The Company


“Many people came back for seconds, thirds, fourths, fifths, and even sixths…”

Peameal on the Barbecue Takes America by Storm!

Rick Browne, noted barbecue expert and author of Grilling America and The Frequent Fryer Handbook, served REAL Canadian Bacon while promoting his PBS series Barbecue America. Rick writes of his experience:

Porky’s Marinade

  • 1 gallon cider vinegar
  • ½ gallon soy sauce
  • 1 lb. brown sugar
  • One 16 oz. bottle Steen’s Cane Syrup
  • ¼ cup salt
  • ½ cup minced garlic
  • ¼ cup mixed peppercorns

I let 75 lbs. of defrosted Peameal roasts marinate overnight in Porky’s Marinade.

I cut the roasts in half lengthwise and soaked them for another two hours in this marinade, then grilled them over medium-high flames until they were nicely charred on both sides.

Then I slathered barbecue sauce over them and served the meat in ¼ inch slices. The sauce was made with 1 gallon Cattleman’s BBQ Sauce, adding 1 cup maple syrup, ½ cup brown sugar, and 1 tbs. Louisiana Hot Sauce, resulting in a sweet but zippy barbecue sauce.

Many people came back for seconds, thirds, fourths, fifths, and even sixths. No kidding. And many said they’d never tasted anything like this, and/or it was the best barbecue they ever tasted!

As a result of my appearance, and your Canadian bacon, we were very successful in convincing dozens of PBS programmers to agree to take Barbecue America in the spring, and so far have more than 35% of the nation’s PBS stations (including cities in 23 of the top 25 markets) planning to air the series. I’m including a list of stations who have signed up, at the end of this note, just for your information.

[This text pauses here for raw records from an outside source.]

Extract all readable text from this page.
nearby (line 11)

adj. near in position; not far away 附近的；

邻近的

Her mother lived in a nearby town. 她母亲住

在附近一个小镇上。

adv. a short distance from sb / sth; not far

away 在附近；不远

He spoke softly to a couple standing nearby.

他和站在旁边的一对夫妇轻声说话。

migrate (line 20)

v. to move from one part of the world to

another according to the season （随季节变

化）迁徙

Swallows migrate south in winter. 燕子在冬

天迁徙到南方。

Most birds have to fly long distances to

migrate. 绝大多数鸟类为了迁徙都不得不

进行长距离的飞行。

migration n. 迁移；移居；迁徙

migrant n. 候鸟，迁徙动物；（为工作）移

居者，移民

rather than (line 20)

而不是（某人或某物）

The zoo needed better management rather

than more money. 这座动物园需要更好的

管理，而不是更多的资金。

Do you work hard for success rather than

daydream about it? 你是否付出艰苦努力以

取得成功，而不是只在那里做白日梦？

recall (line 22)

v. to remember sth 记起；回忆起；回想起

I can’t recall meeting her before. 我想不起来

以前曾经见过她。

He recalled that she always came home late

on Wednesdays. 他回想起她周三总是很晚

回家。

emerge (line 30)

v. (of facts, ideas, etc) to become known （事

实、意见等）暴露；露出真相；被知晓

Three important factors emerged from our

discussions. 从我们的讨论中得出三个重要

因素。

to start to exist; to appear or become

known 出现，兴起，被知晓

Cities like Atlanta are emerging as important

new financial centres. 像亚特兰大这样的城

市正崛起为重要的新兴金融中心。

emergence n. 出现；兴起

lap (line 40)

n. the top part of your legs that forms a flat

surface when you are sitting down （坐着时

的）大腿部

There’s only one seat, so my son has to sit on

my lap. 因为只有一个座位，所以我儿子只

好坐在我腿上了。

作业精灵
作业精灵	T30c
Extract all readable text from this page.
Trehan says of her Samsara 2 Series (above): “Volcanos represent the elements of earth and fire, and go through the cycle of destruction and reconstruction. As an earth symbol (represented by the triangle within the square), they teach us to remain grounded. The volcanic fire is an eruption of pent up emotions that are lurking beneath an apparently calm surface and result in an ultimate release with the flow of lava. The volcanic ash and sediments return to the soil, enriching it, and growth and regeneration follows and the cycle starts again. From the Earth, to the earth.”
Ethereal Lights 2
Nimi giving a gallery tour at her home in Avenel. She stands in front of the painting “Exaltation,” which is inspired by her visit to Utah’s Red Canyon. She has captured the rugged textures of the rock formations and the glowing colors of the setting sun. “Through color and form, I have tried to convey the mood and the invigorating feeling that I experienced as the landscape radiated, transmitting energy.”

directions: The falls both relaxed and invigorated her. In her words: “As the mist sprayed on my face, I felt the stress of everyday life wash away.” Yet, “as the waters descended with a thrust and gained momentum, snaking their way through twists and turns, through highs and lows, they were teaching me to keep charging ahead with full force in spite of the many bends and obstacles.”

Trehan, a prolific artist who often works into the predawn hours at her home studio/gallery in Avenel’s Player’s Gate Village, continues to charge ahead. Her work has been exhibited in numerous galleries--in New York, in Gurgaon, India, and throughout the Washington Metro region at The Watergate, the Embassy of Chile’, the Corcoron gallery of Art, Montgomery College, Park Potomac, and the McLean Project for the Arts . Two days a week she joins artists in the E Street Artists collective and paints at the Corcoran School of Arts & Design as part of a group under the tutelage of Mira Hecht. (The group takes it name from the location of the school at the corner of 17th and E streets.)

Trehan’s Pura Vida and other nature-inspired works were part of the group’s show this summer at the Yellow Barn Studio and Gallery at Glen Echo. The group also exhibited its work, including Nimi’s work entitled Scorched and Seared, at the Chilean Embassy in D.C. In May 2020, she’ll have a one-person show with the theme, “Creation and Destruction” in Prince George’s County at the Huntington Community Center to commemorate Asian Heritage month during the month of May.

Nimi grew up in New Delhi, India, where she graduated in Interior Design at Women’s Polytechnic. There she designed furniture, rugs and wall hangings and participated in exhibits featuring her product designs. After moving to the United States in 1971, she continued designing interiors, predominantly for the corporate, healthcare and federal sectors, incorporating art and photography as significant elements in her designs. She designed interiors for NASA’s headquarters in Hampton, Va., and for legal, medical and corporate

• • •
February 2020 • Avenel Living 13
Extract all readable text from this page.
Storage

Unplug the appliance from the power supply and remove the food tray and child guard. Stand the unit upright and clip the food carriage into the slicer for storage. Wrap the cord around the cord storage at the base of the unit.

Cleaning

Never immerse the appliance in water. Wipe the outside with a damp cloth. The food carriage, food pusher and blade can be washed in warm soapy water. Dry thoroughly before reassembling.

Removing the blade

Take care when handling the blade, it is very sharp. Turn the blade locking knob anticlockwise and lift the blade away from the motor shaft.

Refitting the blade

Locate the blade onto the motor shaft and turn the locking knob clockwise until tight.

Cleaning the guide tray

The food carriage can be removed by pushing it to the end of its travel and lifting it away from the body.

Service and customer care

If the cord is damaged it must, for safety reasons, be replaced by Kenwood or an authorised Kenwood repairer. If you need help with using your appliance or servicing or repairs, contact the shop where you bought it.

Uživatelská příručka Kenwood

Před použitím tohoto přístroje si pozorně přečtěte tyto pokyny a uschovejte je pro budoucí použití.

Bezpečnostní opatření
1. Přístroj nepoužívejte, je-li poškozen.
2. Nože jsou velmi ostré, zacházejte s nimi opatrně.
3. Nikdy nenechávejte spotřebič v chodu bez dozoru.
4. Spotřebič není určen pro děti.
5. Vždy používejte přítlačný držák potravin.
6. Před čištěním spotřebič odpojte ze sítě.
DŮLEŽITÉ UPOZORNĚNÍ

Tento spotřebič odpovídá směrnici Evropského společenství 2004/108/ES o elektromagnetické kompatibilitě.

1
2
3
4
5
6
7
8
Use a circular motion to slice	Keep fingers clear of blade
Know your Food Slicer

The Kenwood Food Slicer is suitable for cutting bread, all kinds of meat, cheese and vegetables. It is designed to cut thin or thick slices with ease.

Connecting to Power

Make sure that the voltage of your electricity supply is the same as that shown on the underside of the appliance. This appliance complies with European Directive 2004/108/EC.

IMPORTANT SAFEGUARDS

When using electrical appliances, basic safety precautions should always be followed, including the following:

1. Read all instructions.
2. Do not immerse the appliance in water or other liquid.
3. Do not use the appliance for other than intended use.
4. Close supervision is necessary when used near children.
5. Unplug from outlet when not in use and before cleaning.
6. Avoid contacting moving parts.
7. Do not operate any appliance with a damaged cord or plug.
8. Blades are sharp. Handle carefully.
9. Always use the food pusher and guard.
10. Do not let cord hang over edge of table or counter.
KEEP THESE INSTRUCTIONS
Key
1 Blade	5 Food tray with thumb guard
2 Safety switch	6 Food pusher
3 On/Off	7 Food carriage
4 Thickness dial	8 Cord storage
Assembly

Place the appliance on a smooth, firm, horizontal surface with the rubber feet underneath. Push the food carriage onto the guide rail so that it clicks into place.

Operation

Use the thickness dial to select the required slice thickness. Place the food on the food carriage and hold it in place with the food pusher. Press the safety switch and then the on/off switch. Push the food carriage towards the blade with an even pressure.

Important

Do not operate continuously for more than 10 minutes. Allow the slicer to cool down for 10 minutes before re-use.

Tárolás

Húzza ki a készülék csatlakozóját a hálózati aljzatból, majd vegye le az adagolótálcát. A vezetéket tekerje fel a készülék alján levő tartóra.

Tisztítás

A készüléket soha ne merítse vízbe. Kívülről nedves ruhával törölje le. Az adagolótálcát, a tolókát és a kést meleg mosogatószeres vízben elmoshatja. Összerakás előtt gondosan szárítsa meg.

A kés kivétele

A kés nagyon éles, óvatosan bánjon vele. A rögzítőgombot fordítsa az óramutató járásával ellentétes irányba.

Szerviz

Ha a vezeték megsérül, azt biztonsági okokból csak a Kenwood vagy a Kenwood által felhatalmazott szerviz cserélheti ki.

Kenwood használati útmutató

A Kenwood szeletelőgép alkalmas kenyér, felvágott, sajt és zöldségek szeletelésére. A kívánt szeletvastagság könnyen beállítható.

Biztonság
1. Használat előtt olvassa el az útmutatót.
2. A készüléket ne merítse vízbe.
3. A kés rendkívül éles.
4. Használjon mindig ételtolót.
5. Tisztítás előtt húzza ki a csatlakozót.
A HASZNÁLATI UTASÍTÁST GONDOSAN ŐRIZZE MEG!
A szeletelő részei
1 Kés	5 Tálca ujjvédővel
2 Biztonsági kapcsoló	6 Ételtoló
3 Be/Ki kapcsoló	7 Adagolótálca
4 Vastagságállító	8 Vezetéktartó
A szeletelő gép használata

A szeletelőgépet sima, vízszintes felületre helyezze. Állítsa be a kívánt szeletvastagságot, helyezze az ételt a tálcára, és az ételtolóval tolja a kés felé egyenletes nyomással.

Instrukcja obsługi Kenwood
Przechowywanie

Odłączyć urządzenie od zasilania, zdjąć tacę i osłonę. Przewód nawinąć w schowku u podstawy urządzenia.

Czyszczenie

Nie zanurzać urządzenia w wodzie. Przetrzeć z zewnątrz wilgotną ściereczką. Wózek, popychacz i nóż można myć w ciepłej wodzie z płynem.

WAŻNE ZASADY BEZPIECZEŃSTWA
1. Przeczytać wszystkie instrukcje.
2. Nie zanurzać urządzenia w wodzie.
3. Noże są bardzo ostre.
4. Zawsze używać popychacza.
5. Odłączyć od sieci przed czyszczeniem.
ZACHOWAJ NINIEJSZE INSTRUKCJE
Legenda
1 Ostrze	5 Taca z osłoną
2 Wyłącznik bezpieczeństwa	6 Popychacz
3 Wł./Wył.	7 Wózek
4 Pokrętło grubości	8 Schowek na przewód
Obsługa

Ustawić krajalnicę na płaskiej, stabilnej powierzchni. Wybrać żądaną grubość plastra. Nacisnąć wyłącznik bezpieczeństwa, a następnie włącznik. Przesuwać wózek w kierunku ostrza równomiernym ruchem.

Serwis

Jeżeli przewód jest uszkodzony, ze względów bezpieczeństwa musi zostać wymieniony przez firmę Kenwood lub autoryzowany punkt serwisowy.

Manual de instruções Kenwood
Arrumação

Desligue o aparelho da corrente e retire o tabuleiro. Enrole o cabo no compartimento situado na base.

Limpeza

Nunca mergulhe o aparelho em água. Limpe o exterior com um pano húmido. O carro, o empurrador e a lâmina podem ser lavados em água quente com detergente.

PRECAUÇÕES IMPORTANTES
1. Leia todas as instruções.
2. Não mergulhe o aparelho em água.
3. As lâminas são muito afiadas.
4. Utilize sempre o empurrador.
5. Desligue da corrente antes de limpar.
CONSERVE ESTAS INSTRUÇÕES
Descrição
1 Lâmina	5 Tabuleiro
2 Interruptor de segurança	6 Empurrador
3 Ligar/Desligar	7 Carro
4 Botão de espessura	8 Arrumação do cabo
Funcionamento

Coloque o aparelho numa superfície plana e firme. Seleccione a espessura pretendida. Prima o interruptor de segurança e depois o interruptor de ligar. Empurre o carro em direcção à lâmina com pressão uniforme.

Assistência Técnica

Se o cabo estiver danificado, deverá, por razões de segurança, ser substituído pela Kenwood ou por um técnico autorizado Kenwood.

Oh, by the way I served the pork in slices, using toothpicks with either an American or Canadian flag on them.

Again the 70 lbs. of meat went in a little less than an hour, and served about 180 people who all appeared to love the taste, texture and uniqueness of the BBQ Canadian Peameal Bacon.

Thanks again, couldn’t have done it without you.